Síria terá eleição de cartas marcadas
24 de abril de 2014Cerca de 150 mil mortos, 6 milhões de refugiados internos e mais 2,6 milhões de pessoas que fugiram do país. Passados mais de três anos, esse é o triste saldo da guerra civil na Síria. Grande parte do país está em ruínas, a violência reina, as pessoas estão traumatizadas.
Apesar dessa situação catastrófica, o porta-voz do Parlamento, Mohammad Jihad al-Laham, anunciou nesta segunda-feira (21/04) a realização de uma eleição presidencial no próximo dia 3 de junho. "Conclamo todos os cidadãos da República Árabe da Síria a fazer uso do seu direito de voto. Peço a todos que quiserem se candidatar ao cargo de presidente sírio que se inscrevam até 1° de maio."
Depois do anúncio, não faltaram críticas. O secretário-geral da ONU, Ban Ki-moon, e o encarregado da ONU e da Liga Árabe para a Síria, Lakhdar Brahimi, apelaram ao regime para rever o plano, que poderá fechar o último caminho para uma solução diplomática.
Para o deputado do Partido Verde alemão Omid Nouripour, a eleição enterra a chance de se formar um governo de transição. A oposição exige a renúncia de Assad e a formação de um governo interino. O Departamento de Estado dos EUA chamou a eleição de "paródia de democracia".
Oposição no exílio está fora
Uma nova candidatura do presidente Bashar al-Assad é dada como certa, mesmo que ela ainda não tenha sido confirmada. Não há dúvidas de que ele será o vencedor da eleição, porque o Parlamento lançou as bases para a sua reeleição já em meados de março, ao aprovar uma lei eleitoral que exclui a oposição no exílio.
Segundo a legislação, os candidatos devem ter vivido na Síria nos últimos dez anos. Devido à repressão estatal, no entanto, muitos oposicionistas tiveram de deixar o país já há muito tempo. Este será o terceiro mandato de Assad. Em 2000, ele subiu ao poder após a morte do pai, Hafez al-Assad.
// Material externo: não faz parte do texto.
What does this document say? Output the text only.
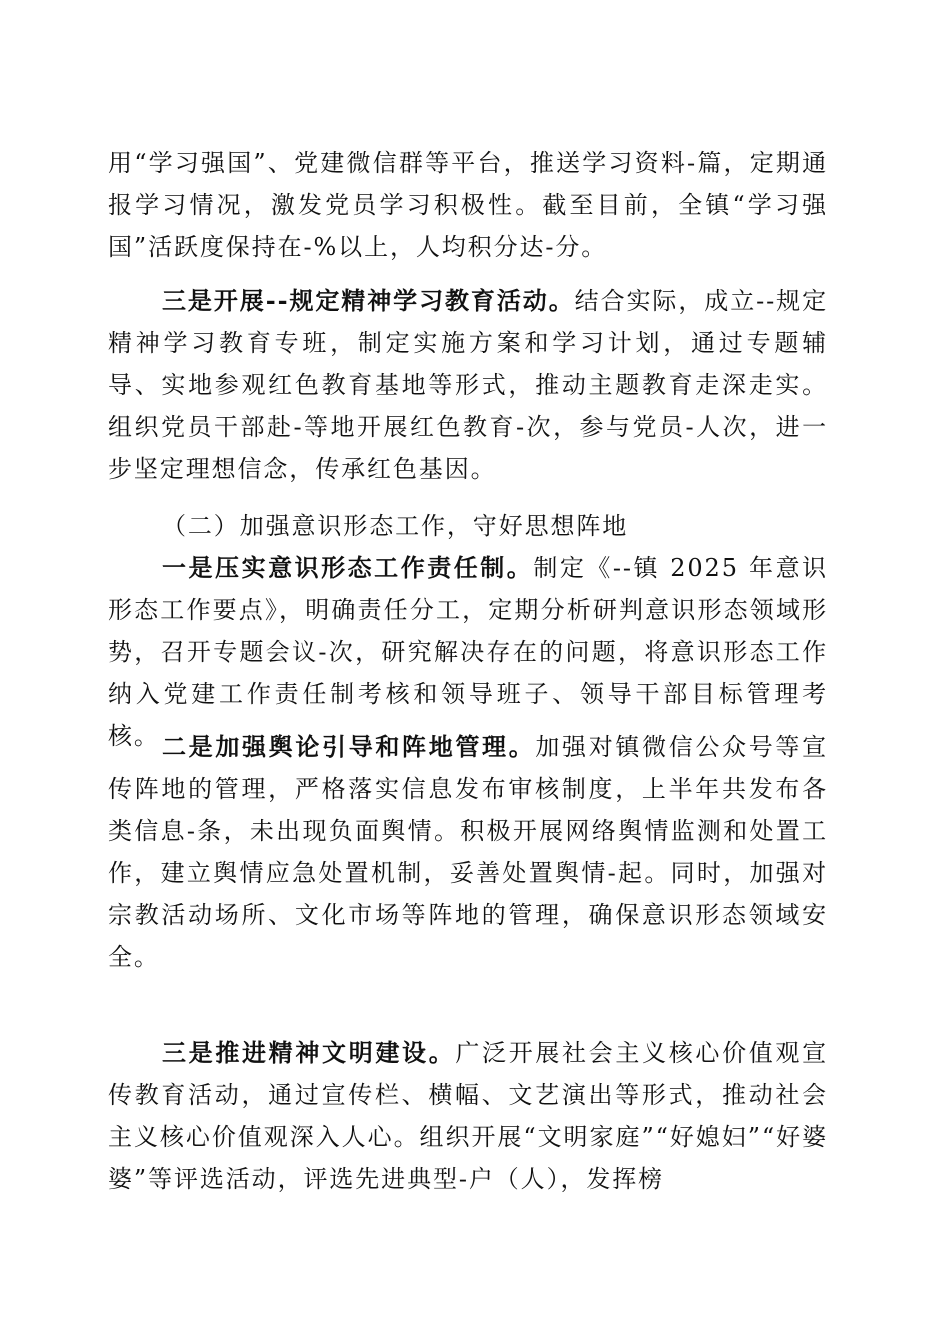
用“学习强国”、党建微信群等平台，推送学习资料-篇，定期通报学习情况，激发党员学习积极性。截至目前，全镇“学习强国”活跃度保持在-%以上，人均积分达-分。

三是开展--规定精神学习教育活动。结合实际，成立--规定精神学习教育专班，制定实施方案和学习计划，通过专题辅导、实地参观红色教育基地等形式，推动主题教育走深走实。组织党员干部赴-等地开展红色教育-次，参与党员-人次，进一步坚定理想信念，传承红色基因。

（二）加强意识形态工作，守好思想阵地

一是压实意识形态工作责任制。制定《--镇 2025 年意识形态工作要点》，明确责任分工，定期分析研判意识形态领域形势，召开专题会议-次，研究解决存在的问题，将意识形态工作纳入党建工作责任制考核和领导班子、领导干部目标管理考核。 二是加强舆论引导和阵地管理。加强对镇微信公众号等宣传阵地的管理，严格落实信息发布审核制度，上半年共发布各类信息-条，未出现负面舆情。积极开展网络舆情监测和处置工作，建立舆情应急处置机制，妥善处置舆情-起。同时，加强对宗教活动场所、文化市场等阵地的管理，确保意识形态领域安全。

三是推进精神文明建设。广泛开展社会主义核心价值观宣传教育活动，通过宣传栏、横幅、文艺演出等形式，推动社会主义核心价值观深入人心。组织开展“文明家庭”“好媳妇”“好婆婆”等评选活动，评选先进典型-户（人），发挥榜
A oposição síria afirma que a eleição não pode ser levada a sério e questiona qual "ator" Assad colocará no papel de adversário, como comenta Monzer Akbik, representante da Coalizão Nacional Síria da Oposição e das Forças Revolucionárias. "Assad não tem nenhuma legitimidade para governar o país, e ele também não vai tê-la após esta encenação de eleição."
Eleição em meio à guerra
Ainda não se sabe como será a realização de uma eleição num país devastado pela guerra ou como os 6 milhões de refugiados internos poderão votar. De acordo com Al-Laham, os sírios que vivem no exterior poderão votar nas embaixadas no dia 28 de maio. Em alguns países, no entanto, embaixadas sírias foram fechadas devido à guerra. Assim, nem todos os sírios poderão votar.
No próprio país, especula-se que a eleição será realizada somente nos bastiões do governo. "Assad quer ser reeleito pela população que vive em suas áreas de domínio", comenta o especialista Volker Perthes, do Instituto Alemão de Relações Internacionais e de Segurança (SWP).
Segundo ele, o eixo estratégico rumo à costa do país é particularmente importante para Assad. Embora o território sírio esteja dividido, o presidente controla as cidades mais populosas na linha entre Damasco e a costa, incluindo algumas partes de Aleppo.
Iniciativa deve vir de fora
No Twitter já circulam as primeiras imagens de cartazes eleitorais, nas quais Assad aparece sob o slogan "De mãos dadas para a reconstrução da Síria". Mas a oposição também se expressa. Através da hashtag #AssadCampaignSlogan, usuários dão voz à sua indignação e promovem slogans eleitorais irônicos. "Porque a liberdade é algo superestimado", escreveu um usuário. "Vote em mim ou eu te mato", registrou outro.
Para Perthes, "quem realiza uma eleição agora divide ainda mais o país e não tenta uni-lo." Segundo o especialista do SWP, a eleição é um sinal para a oposição de que nada vai mudar e de que Assad não vai abdicar de seu posto. "Também é um sinal às Nações Unidas de que Assad e seu regime não estão dispostos a aceitar um processo de transição sério."
Para ele, nenhuma das partes pode ganhar a guerra – o país só poderá ser unido através da partilha de poder. Mas essa iniciativa jamais virá do regime, comenta Perthes. "A diplomacia só vai funcionar quando houver um entendimento entre a Arábia Saudita, que apoia a oposição, e o Irã, que ampara o governo em Damasco", avalia o especialista em Oriente Médio.